Au-delà de l'aspect sanitaire, c'est toute la stratégie économique de Florentino Pérez concernant le temple du Real Madrid qui est percutée de plein fouet. Le projet de rénovation ne visait pas seulement à moderniser un stade de football ; il avait pour ambition de transformer le stade du Real Madrid en une "machine à cash" fonctionnant 365 jours par an.
Le stade devait devenir le point névralgique de l'événementiel en Espagne : concerts géants, matchs de NFL, tennis et festivals au cœur du Bernabéu. Ce modèle de diversification devait faire du Real Madrid le club générant le plus de revenus d'exploitation au monde. Pérez rêvait d'entrer dans l'histoire comme le second président bâtisseur, marchant dans les pas de son illustre modèle, Santiago Bernabéu (le président historique), qui avait érigé le vieux stade de Chamartín.

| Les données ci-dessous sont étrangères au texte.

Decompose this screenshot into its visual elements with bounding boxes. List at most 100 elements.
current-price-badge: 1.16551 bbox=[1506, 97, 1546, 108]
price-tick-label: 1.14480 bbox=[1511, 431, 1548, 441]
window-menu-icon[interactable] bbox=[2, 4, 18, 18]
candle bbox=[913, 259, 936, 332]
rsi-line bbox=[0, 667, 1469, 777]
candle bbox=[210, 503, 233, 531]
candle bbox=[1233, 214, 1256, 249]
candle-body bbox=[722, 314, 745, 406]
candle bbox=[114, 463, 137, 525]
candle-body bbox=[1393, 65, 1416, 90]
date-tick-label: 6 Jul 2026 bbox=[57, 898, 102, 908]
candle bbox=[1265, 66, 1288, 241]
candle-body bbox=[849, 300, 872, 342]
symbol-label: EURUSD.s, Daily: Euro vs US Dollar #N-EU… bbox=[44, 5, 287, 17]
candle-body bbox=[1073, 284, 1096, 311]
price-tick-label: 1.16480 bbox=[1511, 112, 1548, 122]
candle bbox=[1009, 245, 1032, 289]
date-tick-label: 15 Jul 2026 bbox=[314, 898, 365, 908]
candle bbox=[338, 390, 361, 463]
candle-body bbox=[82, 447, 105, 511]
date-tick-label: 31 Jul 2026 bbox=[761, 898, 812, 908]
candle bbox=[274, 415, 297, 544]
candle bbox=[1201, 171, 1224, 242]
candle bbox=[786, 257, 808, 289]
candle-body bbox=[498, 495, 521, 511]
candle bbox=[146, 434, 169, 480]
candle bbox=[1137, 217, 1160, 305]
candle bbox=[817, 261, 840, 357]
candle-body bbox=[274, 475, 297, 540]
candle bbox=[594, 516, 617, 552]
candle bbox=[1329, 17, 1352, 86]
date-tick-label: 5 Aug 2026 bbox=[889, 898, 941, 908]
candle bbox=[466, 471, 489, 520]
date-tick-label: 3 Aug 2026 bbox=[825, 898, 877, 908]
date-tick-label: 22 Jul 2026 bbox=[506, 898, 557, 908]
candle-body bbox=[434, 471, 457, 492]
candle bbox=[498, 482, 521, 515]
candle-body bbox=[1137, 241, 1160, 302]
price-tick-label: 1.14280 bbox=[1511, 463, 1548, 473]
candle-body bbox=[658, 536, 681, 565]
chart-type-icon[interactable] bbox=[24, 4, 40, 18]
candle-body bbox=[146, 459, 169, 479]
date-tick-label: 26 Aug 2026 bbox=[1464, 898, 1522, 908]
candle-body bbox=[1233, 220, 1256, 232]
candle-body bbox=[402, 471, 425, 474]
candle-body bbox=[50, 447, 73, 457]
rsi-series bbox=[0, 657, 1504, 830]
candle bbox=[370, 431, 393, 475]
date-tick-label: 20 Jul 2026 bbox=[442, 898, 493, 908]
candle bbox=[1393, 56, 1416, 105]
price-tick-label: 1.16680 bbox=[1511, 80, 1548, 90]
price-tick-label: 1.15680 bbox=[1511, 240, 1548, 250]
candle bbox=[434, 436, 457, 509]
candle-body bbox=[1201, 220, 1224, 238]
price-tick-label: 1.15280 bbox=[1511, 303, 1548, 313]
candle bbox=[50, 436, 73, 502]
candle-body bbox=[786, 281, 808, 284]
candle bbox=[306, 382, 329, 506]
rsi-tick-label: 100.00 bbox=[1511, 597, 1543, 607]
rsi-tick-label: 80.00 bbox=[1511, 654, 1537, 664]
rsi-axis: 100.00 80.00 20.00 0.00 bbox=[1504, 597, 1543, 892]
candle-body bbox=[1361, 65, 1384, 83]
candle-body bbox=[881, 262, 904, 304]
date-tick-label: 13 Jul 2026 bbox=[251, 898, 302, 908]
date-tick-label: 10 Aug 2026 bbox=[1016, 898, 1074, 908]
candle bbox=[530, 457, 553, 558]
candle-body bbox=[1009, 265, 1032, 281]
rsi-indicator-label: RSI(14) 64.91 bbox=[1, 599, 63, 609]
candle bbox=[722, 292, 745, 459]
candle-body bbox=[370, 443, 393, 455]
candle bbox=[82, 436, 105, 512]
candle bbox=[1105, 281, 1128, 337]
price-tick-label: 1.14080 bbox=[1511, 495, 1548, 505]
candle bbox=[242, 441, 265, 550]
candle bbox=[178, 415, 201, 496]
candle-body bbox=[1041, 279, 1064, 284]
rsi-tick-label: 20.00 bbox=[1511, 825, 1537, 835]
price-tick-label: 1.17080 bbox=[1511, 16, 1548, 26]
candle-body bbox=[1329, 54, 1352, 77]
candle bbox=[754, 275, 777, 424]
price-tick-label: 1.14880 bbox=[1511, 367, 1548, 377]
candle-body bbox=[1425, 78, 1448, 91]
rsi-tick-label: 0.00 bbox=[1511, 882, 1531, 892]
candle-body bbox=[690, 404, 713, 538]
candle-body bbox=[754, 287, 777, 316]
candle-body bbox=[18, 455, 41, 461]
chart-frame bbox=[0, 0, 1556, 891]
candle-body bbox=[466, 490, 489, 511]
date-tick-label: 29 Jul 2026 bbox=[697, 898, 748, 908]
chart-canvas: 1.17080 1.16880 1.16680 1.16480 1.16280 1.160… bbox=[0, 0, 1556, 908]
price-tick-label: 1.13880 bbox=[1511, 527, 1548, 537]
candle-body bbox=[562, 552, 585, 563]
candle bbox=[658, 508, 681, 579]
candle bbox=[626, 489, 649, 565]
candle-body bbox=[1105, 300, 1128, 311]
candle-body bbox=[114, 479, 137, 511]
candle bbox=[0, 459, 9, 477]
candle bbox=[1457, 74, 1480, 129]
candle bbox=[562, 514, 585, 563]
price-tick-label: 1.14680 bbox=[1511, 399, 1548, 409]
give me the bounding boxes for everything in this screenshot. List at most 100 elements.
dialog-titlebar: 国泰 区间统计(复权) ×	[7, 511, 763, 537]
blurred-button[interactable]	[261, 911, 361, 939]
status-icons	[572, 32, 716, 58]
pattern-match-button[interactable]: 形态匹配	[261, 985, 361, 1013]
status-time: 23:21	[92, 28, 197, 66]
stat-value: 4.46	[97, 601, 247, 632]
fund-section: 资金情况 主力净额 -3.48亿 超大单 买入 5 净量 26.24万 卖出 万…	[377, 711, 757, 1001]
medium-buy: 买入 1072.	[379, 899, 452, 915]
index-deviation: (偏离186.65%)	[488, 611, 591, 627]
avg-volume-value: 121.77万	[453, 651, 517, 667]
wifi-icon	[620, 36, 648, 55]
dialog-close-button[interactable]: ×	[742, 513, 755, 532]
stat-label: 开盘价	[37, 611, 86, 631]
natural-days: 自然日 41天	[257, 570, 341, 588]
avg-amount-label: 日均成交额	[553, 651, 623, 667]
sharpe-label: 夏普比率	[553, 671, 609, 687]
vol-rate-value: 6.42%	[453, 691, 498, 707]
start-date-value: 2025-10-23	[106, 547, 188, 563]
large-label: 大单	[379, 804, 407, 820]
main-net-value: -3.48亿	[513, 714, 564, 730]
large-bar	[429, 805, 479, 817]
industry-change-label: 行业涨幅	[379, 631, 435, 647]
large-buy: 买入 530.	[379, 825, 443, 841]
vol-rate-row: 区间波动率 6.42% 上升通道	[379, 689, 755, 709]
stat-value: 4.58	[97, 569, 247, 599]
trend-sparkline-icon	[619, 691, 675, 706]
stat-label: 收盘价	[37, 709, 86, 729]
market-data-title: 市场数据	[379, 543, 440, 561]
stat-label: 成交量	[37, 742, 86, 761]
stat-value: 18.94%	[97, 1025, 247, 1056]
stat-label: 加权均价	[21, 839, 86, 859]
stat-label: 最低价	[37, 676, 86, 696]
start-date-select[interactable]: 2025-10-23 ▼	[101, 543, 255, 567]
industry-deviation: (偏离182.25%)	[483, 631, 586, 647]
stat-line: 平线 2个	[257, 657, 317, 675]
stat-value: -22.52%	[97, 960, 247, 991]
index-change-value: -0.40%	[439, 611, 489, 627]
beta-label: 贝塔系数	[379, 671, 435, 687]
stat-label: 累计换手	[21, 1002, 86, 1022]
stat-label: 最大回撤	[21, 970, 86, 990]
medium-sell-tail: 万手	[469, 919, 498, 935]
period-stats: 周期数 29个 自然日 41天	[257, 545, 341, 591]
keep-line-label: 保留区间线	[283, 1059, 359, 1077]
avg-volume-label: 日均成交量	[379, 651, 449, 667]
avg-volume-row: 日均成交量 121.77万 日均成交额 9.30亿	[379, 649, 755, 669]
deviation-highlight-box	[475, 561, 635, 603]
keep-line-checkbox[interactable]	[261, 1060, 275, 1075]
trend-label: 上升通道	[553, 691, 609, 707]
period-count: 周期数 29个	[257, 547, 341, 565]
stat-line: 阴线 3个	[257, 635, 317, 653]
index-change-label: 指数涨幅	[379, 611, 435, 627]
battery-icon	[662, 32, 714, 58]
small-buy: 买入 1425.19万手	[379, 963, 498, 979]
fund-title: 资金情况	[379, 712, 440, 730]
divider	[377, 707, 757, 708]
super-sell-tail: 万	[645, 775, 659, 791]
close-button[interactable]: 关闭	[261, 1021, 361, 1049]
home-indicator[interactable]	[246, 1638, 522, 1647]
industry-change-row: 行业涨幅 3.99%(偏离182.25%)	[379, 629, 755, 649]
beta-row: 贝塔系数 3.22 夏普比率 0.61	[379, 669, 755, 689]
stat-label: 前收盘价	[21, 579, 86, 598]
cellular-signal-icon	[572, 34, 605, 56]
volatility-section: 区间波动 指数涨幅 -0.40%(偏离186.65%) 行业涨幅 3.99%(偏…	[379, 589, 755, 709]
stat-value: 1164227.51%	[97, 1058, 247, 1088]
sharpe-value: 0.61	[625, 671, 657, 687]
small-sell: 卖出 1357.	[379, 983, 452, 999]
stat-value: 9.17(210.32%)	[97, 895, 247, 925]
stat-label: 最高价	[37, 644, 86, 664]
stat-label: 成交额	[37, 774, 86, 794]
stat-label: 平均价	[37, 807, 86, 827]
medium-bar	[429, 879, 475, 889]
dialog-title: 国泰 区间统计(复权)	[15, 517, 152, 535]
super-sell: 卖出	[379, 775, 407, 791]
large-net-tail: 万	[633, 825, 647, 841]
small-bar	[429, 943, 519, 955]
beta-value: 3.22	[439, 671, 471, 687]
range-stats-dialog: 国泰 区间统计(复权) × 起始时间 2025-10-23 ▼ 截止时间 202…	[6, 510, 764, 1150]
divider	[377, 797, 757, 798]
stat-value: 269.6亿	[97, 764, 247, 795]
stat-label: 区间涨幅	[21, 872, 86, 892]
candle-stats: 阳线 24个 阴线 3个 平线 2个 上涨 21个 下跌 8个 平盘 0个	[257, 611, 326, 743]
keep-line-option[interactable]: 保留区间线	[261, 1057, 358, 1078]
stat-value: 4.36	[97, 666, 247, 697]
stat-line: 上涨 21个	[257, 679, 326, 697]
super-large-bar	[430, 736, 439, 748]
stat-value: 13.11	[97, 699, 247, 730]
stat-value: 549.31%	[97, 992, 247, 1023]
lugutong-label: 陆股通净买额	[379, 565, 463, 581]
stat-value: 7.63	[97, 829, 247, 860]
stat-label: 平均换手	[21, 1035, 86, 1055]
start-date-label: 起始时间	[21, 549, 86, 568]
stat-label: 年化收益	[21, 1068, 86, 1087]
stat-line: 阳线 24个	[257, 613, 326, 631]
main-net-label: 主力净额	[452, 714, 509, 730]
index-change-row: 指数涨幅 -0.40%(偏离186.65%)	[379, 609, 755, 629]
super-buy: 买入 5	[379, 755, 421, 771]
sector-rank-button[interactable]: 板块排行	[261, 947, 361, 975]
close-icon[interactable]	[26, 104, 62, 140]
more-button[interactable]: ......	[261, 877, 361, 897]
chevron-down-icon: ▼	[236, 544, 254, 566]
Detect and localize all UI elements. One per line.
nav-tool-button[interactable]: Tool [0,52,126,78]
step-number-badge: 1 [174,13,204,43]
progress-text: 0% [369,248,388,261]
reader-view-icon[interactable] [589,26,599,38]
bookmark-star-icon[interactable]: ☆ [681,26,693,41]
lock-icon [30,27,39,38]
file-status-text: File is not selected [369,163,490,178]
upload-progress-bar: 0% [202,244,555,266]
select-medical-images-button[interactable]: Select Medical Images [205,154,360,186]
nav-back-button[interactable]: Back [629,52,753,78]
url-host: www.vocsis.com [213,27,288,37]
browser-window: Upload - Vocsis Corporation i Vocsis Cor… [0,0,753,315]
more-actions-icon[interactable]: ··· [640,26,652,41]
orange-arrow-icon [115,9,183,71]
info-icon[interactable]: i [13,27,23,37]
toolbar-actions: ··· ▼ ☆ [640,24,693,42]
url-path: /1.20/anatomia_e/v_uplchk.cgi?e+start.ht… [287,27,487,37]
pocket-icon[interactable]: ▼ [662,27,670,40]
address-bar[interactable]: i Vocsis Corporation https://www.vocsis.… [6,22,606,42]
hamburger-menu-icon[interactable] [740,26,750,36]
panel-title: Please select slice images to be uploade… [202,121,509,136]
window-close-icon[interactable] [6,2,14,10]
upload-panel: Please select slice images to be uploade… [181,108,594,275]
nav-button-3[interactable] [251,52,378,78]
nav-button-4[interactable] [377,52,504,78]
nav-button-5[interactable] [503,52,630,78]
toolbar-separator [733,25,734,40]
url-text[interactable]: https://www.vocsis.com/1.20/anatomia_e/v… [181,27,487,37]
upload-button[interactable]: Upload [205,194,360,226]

Si la justice impose des restrictions sonores drastiques ou interdit les concerts au Bernabéu, c'est la clé de voûte de ce plan à un milliard d'euros qui s'effondre. Le jugement actuel ne porte pas sur les décisions de la mairie, mais voir le Real Madrid au banc des accusés pour l'exploitation de son stade est une image inédite qui écorne son prestige et oblige la direction à repenser urgemment sa stratégie.